BCL10 maps within a region of chromosome 1p22 that is commonly deleted
in a number of malignancies, including non-Hodgkin B-cell
lymphoma,8 mesothelioma,9 and male germ cell
tumors.10 Using fluorescent in situ hybridization
techniques, it has been shown that hemizygous deletions of BCL10 occur
at high frequency in a number of malignancies including mantle cell
lymphoma and mesothelioma (Jadayel et al, unpublished observations,
October 1999). These findings suggest that BCL10 mutations play an
important role in tumorigenesis outside the context of the
t(1;14)(p22;q32). However, studies of primary solid tumors at the
genomic level failed to show frequent somatic
mutations.11-16 In contrast, our previous preliminary study
of primary B-cell lymphoma showed that BCL10 mutation occurs at the
genomic level in some patients.1 The frequency of BCL10
mutation in different lymphoma subtypes and its possible role in
lymphomagenesis remained unclear. We have now examined DNA samples from
220 patients with primary lymphoma of various subtypes for
BCL10 gene mutation.
| |
Materials and methods |
Materials
Tissue blocks from 40 patients with normal tissue and 227 patients
with lymphoma were retrieved from the Department of Histopathology, Royal Free and University College London Medical School.
The lymphoma specimens were from 120 patients with MALT lymphoma (95 low grade, 25 high grade), 42 patients with follicular lymphoma, 14 patients with mantle cell lymphoma, 30 patients with diffuse large
B-cell lymphoma, and 21 patients with T-cell lymphoma. Of the MALT
lymphomas, 108 tumors were of gastric origin, and 33 low-grade gastric
tumors had clinical follow-up data for Helicobacter pylori
eradication therapy. These patients received similar
anti-H pylori therapy consisting of a combination of
amoxicillin, tinidazole, colloidal bismuth subcitrate, and omeprazole.

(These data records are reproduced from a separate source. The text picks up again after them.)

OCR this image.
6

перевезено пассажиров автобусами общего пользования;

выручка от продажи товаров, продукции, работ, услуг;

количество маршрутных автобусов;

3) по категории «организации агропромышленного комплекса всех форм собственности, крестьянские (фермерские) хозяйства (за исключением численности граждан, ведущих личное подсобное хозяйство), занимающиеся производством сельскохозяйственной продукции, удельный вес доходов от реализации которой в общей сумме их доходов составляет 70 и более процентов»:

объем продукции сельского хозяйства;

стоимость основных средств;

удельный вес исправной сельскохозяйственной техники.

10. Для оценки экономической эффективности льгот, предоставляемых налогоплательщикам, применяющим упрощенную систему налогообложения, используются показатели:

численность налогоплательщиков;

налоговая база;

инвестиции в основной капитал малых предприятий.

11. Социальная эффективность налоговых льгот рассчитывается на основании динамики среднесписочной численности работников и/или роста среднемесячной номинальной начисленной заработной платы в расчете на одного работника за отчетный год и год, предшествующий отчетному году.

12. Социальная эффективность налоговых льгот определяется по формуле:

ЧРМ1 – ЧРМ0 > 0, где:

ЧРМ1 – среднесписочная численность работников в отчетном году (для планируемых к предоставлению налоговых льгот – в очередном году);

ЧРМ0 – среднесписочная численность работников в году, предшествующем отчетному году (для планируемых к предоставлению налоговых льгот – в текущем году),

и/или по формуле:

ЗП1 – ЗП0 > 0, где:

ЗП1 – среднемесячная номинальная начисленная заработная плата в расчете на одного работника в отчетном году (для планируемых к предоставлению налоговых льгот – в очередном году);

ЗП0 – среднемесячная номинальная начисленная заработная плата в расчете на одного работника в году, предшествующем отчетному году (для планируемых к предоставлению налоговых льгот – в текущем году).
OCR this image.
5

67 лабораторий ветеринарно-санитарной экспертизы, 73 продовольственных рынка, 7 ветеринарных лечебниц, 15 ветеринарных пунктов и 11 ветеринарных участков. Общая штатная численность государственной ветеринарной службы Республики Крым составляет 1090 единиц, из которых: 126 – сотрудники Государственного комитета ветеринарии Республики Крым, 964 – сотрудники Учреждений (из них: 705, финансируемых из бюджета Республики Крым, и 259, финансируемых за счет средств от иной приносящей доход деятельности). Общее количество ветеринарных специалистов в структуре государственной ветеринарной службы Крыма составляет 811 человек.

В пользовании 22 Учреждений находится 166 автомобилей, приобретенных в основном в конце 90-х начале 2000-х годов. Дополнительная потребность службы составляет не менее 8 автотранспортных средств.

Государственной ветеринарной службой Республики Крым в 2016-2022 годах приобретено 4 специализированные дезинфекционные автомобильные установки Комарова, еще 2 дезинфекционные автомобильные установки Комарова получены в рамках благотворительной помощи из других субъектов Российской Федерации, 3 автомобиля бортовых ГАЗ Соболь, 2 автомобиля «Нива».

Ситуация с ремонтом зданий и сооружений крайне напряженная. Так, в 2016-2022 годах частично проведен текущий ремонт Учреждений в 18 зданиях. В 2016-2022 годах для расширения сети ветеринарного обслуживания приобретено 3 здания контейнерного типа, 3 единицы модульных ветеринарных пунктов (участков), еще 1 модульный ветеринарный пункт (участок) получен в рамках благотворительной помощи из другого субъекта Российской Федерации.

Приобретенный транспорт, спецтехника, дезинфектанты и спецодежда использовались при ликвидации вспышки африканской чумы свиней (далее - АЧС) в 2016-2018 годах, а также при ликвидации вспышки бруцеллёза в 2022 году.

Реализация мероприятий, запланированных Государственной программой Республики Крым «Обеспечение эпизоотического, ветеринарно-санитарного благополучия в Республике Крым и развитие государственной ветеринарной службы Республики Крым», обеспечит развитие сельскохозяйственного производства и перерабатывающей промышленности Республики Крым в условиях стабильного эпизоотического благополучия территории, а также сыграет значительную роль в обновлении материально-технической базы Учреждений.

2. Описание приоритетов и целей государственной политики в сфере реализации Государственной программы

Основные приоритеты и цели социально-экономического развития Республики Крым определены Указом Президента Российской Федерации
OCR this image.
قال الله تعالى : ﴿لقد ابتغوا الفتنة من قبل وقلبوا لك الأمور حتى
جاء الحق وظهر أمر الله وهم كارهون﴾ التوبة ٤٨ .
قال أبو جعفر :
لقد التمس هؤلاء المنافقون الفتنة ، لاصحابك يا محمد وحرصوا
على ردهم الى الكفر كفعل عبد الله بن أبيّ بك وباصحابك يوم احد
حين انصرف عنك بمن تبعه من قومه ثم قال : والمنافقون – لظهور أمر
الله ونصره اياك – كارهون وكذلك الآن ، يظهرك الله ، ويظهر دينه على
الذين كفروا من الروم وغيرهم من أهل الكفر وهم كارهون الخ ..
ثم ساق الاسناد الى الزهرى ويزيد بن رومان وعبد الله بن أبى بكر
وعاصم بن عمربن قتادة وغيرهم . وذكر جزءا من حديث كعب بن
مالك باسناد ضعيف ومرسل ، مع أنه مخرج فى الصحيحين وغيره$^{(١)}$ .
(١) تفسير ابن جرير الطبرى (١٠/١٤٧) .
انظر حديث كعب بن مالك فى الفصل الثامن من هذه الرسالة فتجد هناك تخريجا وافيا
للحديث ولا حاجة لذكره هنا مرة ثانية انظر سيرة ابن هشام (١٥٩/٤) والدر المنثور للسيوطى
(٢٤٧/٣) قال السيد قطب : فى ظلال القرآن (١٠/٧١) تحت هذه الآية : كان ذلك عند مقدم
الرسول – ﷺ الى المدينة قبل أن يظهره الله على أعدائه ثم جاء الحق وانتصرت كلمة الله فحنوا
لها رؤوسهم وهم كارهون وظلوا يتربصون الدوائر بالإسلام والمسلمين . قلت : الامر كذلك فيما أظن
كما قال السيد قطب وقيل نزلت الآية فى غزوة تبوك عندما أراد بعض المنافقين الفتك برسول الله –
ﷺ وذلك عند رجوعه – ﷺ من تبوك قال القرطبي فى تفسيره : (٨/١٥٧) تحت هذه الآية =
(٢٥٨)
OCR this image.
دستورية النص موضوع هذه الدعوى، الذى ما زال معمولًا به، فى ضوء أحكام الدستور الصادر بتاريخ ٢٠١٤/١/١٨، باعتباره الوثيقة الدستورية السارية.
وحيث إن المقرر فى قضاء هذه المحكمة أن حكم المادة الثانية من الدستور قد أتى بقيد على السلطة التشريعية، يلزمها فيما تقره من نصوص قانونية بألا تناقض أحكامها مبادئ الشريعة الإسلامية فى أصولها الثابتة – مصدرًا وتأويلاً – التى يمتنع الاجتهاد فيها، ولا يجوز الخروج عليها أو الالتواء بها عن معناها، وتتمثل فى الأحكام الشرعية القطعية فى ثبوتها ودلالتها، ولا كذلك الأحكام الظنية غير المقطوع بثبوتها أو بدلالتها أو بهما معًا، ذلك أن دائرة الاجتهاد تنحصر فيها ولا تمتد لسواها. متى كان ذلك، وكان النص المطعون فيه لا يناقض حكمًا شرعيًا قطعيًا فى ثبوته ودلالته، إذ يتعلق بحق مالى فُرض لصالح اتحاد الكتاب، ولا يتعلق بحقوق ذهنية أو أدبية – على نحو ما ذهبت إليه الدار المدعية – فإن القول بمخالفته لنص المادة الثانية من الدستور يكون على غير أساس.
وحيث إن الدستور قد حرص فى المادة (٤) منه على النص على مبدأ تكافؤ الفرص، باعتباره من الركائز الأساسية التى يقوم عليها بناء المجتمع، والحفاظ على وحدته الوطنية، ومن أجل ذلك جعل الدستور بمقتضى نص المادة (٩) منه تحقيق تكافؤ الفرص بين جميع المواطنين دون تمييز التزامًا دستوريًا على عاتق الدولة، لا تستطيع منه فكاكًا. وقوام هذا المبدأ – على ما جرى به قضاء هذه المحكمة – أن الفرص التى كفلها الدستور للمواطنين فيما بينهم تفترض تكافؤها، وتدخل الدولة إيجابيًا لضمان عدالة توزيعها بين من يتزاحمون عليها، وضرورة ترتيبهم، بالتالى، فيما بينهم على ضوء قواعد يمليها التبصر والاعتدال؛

In 22 patients the tumors regressed completely, 17,18 but
11 patients did not show any histologic response to the therapy (Table
1). Three low-grade MALT lymphomas were
known to harbor t(1;14)(p22;q32).19
Frozen tissues were available from 142 patients, and formalin-fixed and
paraffin-embedded tissues were available from the remaining patients.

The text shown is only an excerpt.